The earliest potential approval of CVnCoV would have come in the second quarter of 2022, when candidates from the second-generation vaccine programme were expected to progress to late-stage clinical development, CureVac said.

“In the ongoing transition from acute pandemic to endemic, our decision ... reflects expected changes in public health needs that our second generation can potentially address,” said CEO Franz-Werner Haas.

The agreement CureVac signed to sell shots to the EU will end, with no obligation to repay the 450 million euros ($519 million) received from the bloc, the company said.

The EU commission did not immediately reply to a request for comment on refunding clauses in the contract.

Financial commitments to contract manufacturers would be made public over the next few weeks, but any such burdens were minor, Haas said on call with reporters.

CureVac cancelled deals in September with two prospective contractors to make CVnCoV. It said it would seek to repurpose the remaining infrastructure for future products.

Human trials for its second-generation shot could start in coming months, with any regulatory approval seen in 2022. Animal trials so far showed them to be superior to CureVac’s original Covid-19 vaccine.
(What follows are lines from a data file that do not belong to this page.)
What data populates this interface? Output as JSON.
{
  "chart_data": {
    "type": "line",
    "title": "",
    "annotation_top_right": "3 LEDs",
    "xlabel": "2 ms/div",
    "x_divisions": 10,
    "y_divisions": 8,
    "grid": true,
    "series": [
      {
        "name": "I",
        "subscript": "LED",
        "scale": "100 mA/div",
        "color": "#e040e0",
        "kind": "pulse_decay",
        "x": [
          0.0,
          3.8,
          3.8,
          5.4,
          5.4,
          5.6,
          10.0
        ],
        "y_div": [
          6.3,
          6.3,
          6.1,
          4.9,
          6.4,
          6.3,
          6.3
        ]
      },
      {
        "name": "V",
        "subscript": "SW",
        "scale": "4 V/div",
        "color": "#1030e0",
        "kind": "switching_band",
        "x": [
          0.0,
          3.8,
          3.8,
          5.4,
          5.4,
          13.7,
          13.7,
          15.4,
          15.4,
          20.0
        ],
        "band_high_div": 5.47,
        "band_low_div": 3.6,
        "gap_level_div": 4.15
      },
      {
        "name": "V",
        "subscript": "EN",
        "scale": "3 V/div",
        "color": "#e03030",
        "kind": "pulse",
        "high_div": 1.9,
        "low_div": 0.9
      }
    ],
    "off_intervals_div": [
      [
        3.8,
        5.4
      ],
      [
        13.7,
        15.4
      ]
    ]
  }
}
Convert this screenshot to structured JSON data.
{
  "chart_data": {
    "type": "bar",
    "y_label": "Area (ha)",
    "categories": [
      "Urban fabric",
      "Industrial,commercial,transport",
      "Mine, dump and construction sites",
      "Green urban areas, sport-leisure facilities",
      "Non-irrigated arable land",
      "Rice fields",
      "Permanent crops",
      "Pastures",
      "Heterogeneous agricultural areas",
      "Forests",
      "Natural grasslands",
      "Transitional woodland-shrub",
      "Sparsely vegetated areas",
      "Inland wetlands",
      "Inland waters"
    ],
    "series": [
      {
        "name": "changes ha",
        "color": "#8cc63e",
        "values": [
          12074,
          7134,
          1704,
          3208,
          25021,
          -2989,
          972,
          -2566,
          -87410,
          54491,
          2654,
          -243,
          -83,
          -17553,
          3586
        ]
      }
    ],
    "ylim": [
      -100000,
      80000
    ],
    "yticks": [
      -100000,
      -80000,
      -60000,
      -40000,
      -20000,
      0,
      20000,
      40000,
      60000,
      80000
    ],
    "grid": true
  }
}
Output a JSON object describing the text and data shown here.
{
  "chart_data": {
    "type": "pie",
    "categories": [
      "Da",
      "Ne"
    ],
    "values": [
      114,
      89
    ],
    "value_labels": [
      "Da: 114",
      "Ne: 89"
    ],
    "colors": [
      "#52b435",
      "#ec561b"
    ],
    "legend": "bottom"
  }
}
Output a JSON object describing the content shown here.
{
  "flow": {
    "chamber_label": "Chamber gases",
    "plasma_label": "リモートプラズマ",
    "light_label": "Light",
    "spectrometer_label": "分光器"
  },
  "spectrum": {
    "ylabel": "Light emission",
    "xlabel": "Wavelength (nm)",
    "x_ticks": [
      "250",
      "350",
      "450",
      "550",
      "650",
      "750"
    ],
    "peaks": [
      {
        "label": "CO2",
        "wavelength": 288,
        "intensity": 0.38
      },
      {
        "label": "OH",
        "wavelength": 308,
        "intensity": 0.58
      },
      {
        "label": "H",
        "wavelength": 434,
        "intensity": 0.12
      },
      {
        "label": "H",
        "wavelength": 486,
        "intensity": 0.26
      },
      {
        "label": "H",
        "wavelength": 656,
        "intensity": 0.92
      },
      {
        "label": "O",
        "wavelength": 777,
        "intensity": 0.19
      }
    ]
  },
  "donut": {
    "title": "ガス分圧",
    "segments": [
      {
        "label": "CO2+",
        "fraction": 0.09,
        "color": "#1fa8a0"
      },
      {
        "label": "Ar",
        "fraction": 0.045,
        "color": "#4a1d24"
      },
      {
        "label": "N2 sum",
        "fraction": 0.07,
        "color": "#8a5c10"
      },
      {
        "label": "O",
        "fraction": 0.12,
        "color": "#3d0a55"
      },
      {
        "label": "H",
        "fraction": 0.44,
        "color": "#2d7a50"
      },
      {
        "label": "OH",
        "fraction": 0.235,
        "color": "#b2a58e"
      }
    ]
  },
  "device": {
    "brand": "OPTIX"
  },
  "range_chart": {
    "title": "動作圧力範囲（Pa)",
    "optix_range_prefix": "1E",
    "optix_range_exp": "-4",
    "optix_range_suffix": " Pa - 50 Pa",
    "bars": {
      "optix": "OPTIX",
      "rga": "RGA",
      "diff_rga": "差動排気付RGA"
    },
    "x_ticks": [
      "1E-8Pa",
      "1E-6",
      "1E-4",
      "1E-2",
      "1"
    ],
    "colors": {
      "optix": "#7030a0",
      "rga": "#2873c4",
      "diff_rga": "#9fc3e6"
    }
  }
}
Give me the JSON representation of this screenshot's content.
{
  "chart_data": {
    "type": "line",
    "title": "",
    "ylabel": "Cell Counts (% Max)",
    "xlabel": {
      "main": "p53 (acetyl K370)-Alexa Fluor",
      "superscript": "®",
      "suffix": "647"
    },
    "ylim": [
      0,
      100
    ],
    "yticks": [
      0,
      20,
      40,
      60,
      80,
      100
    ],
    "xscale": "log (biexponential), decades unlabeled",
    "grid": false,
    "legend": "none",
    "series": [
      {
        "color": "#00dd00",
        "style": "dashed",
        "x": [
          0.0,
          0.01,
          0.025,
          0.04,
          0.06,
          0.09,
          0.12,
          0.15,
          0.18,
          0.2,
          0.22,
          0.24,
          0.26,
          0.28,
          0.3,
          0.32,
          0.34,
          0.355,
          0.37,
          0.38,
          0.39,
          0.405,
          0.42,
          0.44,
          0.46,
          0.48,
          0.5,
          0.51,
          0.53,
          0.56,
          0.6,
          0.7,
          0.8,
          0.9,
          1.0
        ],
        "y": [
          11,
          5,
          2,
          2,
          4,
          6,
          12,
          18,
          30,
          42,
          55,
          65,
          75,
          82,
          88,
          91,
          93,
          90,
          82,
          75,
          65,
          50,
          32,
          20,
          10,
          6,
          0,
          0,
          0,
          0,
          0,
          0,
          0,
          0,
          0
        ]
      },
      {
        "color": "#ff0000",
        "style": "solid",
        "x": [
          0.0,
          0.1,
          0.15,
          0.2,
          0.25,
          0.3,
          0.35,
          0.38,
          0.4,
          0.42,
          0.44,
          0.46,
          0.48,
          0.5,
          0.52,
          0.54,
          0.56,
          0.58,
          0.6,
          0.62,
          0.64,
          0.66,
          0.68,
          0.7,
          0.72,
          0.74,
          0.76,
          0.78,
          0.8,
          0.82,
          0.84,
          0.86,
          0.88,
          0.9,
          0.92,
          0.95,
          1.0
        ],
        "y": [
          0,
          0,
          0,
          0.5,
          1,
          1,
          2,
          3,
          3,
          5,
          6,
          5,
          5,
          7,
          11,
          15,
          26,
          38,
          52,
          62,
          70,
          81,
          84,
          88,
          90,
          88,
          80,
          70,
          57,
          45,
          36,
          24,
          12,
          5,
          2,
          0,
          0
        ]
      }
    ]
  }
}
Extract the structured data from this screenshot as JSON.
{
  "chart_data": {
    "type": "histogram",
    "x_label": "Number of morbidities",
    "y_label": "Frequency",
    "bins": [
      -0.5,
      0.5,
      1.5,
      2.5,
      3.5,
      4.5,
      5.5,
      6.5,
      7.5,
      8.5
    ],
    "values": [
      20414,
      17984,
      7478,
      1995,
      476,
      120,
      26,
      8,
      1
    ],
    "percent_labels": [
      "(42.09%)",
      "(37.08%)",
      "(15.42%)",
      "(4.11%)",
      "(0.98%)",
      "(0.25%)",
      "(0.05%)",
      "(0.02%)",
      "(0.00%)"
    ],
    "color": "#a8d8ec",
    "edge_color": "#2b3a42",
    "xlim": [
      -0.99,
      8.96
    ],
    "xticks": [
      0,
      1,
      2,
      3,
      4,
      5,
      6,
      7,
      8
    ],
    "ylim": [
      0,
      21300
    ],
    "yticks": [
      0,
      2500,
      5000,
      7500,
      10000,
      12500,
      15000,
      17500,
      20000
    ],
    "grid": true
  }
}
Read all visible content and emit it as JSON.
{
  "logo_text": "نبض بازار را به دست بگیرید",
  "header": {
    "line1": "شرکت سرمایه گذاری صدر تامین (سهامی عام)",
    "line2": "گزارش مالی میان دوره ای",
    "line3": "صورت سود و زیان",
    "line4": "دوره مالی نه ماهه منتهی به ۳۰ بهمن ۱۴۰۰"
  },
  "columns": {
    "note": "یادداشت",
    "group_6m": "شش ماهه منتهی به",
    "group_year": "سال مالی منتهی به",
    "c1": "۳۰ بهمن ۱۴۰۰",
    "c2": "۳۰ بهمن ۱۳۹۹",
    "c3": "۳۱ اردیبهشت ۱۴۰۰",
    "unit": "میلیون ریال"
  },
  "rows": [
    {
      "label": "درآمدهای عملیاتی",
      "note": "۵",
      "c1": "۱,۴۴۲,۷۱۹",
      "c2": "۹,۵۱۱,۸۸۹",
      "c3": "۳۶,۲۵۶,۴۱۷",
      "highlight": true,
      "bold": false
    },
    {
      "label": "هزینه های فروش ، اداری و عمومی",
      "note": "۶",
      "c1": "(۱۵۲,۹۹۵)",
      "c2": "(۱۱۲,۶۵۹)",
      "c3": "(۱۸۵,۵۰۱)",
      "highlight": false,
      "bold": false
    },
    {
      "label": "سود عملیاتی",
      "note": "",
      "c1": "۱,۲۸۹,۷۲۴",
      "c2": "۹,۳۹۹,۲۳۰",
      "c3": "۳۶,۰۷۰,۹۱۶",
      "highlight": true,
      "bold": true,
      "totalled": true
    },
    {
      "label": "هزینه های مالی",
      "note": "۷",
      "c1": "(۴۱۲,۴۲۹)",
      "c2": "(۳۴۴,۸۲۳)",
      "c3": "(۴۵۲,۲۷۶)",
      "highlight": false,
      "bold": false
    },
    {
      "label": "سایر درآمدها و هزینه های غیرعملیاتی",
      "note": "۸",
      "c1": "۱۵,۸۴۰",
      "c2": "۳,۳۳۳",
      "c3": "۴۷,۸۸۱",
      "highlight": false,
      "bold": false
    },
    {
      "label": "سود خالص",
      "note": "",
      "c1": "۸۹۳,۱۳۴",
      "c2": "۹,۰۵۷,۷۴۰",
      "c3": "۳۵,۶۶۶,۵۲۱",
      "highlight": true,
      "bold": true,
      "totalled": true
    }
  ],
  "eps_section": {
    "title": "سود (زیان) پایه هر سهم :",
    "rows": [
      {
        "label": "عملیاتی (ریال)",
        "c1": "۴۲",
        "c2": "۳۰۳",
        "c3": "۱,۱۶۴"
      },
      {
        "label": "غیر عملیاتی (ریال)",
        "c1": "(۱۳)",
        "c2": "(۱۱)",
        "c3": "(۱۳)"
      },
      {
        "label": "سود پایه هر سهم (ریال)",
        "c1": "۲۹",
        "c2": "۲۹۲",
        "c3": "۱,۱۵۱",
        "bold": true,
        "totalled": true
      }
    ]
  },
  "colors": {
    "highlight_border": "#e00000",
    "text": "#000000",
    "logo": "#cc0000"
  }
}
The shot is the latest casualty in the drug industry’s race to develop a vaccine against the coronavirus, which has killed more than 5-million people and infected more than 238-million.

French drugmaker Sanofi also dropped plans for its own mRNA-based Covid-19 vaccine in September because of the dominance achieved by BioNTech with US partner Pfizer and Moderna with shots using the technology.

Instead, it will pursue the technology, acquired as part of its takeover of Translate Bio, in potential vaccines against influenza and other diseases.